Soon, her hospital and short stay hotel became the most visited in Jamaica and other parts of the Caribbean. Akua treated people from all walks of life and race. She is remembered for having hosted and treated King Henry IV when he was still a prince. She also treated sailors who went to sea and returned with strange sicknesses and was famous for her remedies for yellow fever, malaria and scurvy.
After a while, she became one of the few black women who commanded respect and high social ranking. Akua was strongly against slavery and racism and spoke about it regularly. It is believed that she is closely linked to slave rebellions, especially the Tacky Rebellion that lasted from May 1760 to July 1760.
By 1759, Akua was recognised and crowned the Queen of Kingston, as elected by slaves in Kingston. During meetings to discuss ways of ending slavery and ill-treatment of the black society, Akua’s royalty was recognised as she was given a high seat, sitting in state with a robe and a crown that distinguished her amongst the others.
Port Royal, Jamaica in the 17th century
During the Tacky Rebellion, she was given the role of the Queen of the Ashanti. The British were highly suspicious of Queen Akua’s involvement in the rebellion and were worried about the power she possessed because of her supposed Obeah black magic practises. She was accused of taking the role of resistance force and was almost killed by the British.

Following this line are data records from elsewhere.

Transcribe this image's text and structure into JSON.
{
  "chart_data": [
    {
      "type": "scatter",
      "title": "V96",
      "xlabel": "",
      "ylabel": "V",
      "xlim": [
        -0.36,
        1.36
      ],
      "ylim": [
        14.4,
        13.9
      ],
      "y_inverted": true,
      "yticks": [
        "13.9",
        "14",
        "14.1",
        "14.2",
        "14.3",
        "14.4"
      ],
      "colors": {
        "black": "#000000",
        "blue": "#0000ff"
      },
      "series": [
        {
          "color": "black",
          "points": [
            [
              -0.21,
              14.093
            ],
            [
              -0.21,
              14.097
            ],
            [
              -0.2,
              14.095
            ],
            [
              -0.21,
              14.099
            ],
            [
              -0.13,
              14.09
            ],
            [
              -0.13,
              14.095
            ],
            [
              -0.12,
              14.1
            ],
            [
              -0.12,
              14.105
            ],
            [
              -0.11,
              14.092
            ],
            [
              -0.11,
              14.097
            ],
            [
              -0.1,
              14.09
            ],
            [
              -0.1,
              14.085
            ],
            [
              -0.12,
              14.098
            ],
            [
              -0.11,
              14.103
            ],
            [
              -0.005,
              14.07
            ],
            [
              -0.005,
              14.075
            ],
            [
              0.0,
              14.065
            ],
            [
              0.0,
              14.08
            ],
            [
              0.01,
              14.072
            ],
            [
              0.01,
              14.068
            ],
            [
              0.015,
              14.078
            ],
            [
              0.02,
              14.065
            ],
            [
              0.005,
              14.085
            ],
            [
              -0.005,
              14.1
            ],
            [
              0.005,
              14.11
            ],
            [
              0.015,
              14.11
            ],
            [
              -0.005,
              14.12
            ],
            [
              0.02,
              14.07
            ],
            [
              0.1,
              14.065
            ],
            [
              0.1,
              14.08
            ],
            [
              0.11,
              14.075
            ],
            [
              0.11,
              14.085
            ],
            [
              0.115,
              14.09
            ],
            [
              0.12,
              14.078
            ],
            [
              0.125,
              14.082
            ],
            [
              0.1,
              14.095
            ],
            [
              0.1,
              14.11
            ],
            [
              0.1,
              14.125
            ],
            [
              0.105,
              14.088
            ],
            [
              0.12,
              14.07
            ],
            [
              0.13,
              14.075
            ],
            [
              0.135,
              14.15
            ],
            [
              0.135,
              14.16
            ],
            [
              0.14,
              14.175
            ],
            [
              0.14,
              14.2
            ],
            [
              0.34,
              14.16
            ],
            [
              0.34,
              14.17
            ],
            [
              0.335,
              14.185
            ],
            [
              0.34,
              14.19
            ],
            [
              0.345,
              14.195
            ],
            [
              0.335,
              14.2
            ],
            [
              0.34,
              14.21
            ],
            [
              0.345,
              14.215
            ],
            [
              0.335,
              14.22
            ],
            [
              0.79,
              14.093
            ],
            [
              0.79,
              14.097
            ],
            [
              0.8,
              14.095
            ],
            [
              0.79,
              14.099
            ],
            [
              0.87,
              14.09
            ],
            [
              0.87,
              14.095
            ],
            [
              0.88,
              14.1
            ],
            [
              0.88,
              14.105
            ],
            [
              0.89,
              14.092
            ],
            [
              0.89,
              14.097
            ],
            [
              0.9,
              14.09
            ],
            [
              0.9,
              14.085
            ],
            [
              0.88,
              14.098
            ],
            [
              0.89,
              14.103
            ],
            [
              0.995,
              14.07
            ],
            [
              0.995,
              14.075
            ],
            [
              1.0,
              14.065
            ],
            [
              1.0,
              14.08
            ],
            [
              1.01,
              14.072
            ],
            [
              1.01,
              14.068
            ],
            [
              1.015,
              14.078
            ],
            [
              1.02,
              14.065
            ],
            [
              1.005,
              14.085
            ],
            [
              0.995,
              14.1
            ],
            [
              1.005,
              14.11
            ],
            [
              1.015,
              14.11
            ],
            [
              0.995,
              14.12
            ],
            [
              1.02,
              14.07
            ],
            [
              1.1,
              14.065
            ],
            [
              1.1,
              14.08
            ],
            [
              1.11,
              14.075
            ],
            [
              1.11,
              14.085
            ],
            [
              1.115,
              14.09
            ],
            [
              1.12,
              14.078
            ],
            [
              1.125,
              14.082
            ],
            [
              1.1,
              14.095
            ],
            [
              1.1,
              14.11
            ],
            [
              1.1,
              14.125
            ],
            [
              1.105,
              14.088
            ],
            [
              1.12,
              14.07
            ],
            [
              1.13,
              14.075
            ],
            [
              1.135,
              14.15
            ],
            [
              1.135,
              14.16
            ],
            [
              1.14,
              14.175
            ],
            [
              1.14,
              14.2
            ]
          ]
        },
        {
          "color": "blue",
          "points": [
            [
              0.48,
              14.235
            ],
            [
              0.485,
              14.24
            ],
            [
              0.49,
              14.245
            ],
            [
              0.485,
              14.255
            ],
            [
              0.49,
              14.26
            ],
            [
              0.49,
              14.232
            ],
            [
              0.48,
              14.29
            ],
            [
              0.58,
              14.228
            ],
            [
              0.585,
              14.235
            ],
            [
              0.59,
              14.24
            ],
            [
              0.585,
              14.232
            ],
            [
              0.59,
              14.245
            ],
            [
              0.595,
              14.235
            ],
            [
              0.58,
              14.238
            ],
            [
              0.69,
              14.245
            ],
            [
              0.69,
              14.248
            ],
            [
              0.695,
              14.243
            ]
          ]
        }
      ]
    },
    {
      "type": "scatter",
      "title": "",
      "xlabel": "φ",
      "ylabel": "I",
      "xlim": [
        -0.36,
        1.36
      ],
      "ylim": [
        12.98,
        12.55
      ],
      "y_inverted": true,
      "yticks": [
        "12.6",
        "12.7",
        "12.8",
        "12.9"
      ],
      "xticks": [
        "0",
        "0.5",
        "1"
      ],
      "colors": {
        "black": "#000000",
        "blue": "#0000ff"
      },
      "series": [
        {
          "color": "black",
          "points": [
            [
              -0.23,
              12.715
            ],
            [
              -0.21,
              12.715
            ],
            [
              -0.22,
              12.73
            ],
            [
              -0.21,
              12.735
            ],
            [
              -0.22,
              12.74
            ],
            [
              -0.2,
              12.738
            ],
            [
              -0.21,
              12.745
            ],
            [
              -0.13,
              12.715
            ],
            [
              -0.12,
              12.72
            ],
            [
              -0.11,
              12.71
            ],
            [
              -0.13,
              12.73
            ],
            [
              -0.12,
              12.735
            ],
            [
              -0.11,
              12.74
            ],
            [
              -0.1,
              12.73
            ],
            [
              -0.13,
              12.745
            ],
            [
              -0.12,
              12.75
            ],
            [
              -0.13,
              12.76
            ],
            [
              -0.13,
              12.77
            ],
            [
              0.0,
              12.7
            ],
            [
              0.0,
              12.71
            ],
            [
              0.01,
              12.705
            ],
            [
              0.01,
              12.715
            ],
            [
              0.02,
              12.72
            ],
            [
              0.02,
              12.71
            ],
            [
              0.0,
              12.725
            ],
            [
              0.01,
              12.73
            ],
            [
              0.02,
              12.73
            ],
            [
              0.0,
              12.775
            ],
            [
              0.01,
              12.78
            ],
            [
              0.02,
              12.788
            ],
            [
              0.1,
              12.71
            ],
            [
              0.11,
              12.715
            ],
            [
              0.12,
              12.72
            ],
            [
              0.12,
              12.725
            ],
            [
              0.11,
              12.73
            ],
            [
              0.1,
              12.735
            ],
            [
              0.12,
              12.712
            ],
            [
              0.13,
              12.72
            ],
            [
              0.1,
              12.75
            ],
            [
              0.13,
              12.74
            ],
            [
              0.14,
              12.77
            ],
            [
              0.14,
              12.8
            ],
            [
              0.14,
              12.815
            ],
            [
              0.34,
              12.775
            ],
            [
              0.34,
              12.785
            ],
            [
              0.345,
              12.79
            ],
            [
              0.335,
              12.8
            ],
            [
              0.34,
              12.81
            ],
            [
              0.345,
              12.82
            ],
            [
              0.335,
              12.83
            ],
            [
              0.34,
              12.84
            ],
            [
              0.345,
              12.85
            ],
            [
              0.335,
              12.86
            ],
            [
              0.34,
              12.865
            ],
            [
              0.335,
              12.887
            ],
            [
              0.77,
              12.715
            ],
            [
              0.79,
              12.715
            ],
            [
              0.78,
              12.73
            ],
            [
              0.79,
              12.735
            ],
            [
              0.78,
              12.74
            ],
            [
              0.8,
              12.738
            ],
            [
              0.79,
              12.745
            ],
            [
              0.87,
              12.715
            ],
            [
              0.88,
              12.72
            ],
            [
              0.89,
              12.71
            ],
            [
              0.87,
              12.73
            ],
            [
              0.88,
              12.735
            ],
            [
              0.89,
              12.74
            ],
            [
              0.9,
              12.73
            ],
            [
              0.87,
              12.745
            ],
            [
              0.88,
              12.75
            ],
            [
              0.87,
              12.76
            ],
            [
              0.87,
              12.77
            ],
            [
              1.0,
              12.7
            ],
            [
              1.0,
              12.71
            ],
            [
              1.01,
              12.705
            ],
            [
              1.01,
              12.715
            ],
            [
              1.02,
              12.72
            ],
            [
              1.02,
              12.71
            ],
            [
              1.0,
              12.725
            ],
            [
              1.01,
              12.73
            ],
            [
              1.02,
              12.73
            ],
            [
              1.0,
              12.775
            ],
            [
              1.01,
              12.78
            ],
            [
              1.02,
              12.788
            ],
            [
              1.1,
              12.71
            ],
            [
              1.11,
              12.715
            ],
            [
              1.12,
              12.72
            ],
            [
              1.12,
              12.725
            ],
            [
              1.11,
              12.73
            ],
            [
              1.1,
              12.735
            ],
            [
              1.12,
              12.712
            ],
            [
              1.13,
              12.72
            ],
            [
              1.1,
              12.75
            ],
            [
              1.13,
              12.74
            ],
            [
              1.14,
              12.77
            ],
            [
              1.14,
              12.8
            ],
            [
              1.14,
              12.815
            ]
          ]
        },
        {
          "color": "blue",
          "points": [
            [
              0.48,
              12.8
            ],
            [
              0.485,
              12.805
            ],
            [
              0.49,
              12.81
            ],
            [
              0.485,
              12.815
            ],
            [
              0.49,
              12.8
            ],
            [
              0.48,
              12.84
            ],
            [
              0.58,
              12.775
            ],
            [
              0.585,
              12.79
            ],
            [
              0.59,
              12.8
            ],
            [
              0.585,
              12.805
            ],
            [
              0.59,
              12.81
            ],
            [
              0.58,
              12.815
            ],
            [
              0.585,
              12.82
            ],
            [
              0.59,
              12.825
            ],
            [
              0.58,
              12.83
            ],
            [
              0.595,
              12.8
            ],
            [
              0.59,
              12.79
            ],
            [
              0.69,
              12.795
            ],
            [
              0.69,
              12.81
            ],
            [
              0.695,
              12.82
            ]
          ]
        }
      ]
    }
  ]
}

Rather than be killed, the British ordered that she be transported from the island in order to bring her power to an end. The plan was to sell her off to slavery again, but Queen Akua was successful in bribing the captain of the ship and was left on the western shores of Jamaica where another group of Fantis were.
While in the western shores, she joined the Fanti community and later joined the leeward rebels. Unfortunately for Queen Akua, she was recognised, recaptured and was executed by the British to serve as a warning to slaves who were given a second chance.
Even though it is hard to give exact dates and years for specific events that took place in Queen Akua’s life, it is safe to say that she found herself in Jamaica in the 1750s and was crowned Queen of Kingston at around 1760 just before the Tacky wars.
The interesting life of Queen Akua is one worth tracing for proper documentation and celebration.